Olá amigos,
queria que este livro tivesse sido a sugestão literária do mês passado, até porque fez em Outubro 15 anos que Saramago recebeu o Prémio Nobel da Literatura. Infelizmente não o consegui acabar a tempo, motivo pelo qual ficou em falta a minha sugestão mensal literária do mês passado...vá, podem atirar pedras, eu deixo!!
Em relação a este livro, gostei mas ficou aquém das minhas expectativas. Não teve o mesmo impacto em mim que "As Intermitências da Morte", nem me inquietou como em "Caim", nem me tocou pela enorme clarividência como o fez com o "Ensaio sobre a cegueira" ou com o "Ensaio sobre a lucidez".
Ainda assim versando sobre um dos temas primordiais de Saramago, a condição humana, a vida e a morte, maravilhou-me novamente pela ausência de nomes próprios das personagens, tal como em "Ensaio sobre a Cegueira".
Porém, neste livro existe uma excepção, o protagonista, o Sr. José! Os restantes intervenientes do romance são identificado como "a senhora do rés-do-chão", "o pastor de ovelhas", "o marido ciumento" etc.
Este recurso narrativo utilizado por Saramago reforça a universalidade do tema; Sem ter nome próprio a personagem torna-se universal, ou seja, naquela "pessoa" cabe todos e cada um de nós. Abarca indiscriminadamente todo o universo humano. Enquanto que ao se atribuir um nome próprio a uma personagem torna-as únicas, individualizadas. Isto é brilhante!! Algo que nunca tinha pensado até começar a ler os livros deste escritor.
Gostei também de logo no inicio do romance, Saramago chamar a atenção do leitor para o facto de conhecermos o nome que nos deram, mas não conhecermos o nosso verdadeiro nome. Eu explico melhor o que Saramago quer dizer com isto, com esta citação magnifica e que foi a causa de eu ter querido ler este livro:
"... a pele é tudo quanto queremos que os outros vejam de nós, por baixo dela nem nós próprios conseguimos saber quem somos."
Não posso falar por vocês, mas para mim, esta frase é daquelas verdades indiscutíveis e indissociável da natureza do ser humano. Admitamos ou não, tenhamos ou não consciência disso, acredito que deixamos apenas os outros ver o que queremos que eles vejam, passamos o resto do tempo a tentar descobrir quem somos. Quem verdadeiramente somos...

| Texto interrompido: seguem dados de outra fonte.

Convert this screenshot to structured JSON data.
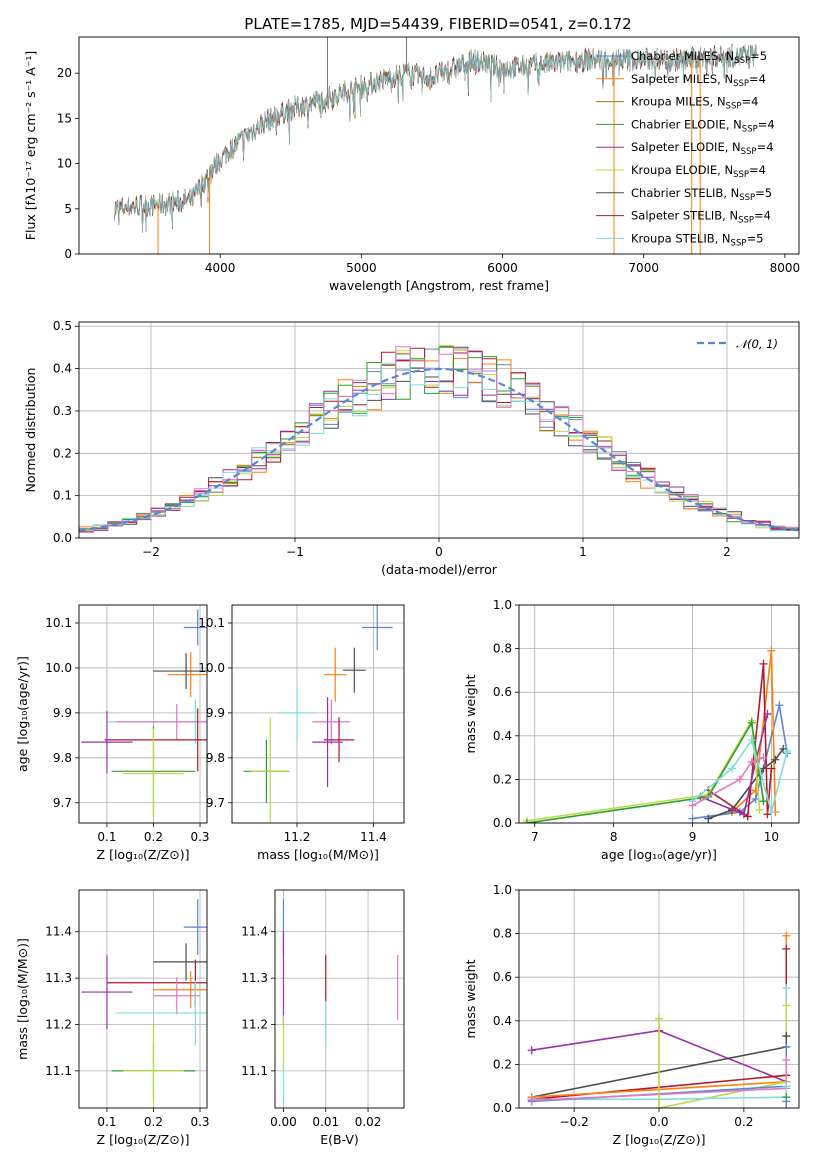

Já me perdi em divagações! A culpa é de Saramago!!! Voltando ao livro, achei a ideia de mudar as placas dos nomes das campas por outros que nada tem a ver com quem de facto lá "mora" bastante interessante. Quanto mais penso nisto, mais sentido faz.
Por muito estranho que pareça, a argumentação do escritor para este comportamento que à partida pareceu-me desrespeitoso e insultuoso, faz muito sentido (deixo isto em aberto para que vocês descubram a justificação quando lerem o livro).
Resumindo, é um bom livro, muito bom mesmo. Apenas não tão brilhante quando esperava.
Sendo justa, isto é porque de Saramago espero sempre ser arrebatada com perspectivas tão diferentes de realidades corriqueiras que nunca, nunca me passaria pela cabeça processa-las daquela forma, todavia, depois de ler a argumentação do escritor, estas passam a fazer todo o sentido... por muito doido que à partida possa parecer!
É justamente isto que me faz adorar a escrita de Saramago, a capacidade de me forçar a pensar. De me questionar. A possibilidade de repensar realidades que tinha como assentes, como indiscutíveis, sob uma perspectiva tão diversa mas ainda assim, tão lúcida que é impossível continuar a encarar as
mesmas da mesma forma. Isso para não falar do sentido de humor deste homem... tão finamente sarcástico que é um deleite para quem gosta deste tipo de humor.
Para terminar (que este post já vai demasiado longo) se nunca leram Saramago, não comecem por este. Mas se são apreciadores da escrita deste grande senhor, sugiro uma considerável dose de persistência... é que este obriga a uma certa ginástica mental!